A group of concerned swimmers swam and some paddled out at the slip way at Miller's Point on Sunday. The group honored the lives of two whales which got caught and dies in octopus traps in the vacinity. Flowers were strewn as they celebrated the victory which saw a stop placed on the experimental octopus traps in the oceans of the False Bay Coast. Picture: Tracey Adams/African News Agency (ANA)
Cape Town - Another whale, a juvenile, an eight metre humpback, was rescued from fishing gear  in Buffels Bay at Cape Point on Monday.

This comes after Minister of Environment, Fisheries and Forestry Barbara Creecy temporarily suspended exploratory fishing of octopuses. 

The suspension came after at least three whales were caught in octopus traps in False bay over the past three weeks. 

Two of these whales, a humpback and a Bryde's whale died as a result. 

Craig Foster from Sea Change Project weighed in on the incidents.  

“These whales are being killed in a protected area. This is iconic species and South Africa is known for the conservation of these whales. This is a disaster on a large scale," he said.

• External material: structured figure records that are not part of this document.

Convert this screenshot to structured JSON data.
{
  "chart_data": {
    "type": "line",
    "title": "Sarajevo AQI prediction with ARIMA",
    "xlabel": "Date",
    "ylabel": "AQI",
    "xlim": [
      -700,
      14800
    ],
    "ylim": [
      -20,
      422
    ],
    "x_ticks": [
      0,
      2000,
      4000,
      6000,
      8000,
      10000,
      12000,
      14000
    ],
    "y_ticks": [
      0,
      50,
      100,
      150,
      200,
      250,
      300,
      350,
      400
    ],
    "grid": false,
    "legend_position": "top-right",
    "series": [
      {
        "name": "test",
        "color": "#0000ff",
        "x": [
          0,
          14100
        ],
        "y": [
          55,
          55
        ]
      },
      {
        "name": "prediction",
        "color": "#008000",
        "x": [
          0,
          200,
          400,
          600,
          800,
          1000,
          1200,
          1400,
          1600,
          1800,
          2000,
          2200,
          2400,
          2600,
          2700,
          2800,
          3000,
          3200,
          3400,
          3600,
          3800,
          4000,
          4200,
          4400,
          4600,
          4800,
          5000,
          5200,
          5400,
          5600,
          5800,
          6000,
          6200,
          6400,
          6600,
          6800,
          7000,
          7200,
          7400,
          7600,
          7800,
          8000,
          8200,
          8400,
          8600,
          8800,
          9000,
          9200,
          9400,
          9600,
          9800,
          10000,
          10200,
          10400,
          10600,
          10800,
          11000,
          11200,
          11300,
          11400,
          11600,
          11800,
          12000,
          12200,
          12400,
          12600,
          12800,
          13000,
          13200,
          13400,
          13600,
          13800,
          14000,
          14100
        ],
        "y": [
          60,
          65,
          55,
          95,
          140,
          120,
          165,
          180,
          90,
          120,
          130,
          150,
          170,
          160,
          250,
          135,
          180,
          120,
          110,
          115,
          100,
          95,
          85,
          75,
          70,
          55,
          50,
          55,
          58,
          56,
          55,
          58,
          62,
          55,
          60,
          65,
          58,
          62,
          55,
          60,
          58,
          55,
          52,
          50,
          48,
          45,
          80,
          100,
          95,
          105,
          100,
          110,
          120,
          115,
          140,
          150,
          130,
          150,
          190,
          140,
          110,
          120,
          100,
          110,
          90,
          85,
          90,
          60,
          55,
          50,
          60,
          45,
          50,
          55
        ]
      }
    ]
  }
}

A group of concerned swimmers paddled out to Miller’s Point to honor the dead whales and also celebrate the suspension of the experimental octopus fishing license. Video: Tracey Adams / African News Agency
On Sunday a group of concerned swimmers paddled out to Miller’s Point to honor the dead whales and also celebrate the suspension of the experimental octopus fishing license.

On Tuesday, experimental octopus fishing licence holder Garry Nel Albatross said he could not comment and was taking the matter to court. 

He said many jobs would be lost as a result of the suspension of the licence and that what was being reported was mostly “a bunch of nonsense”.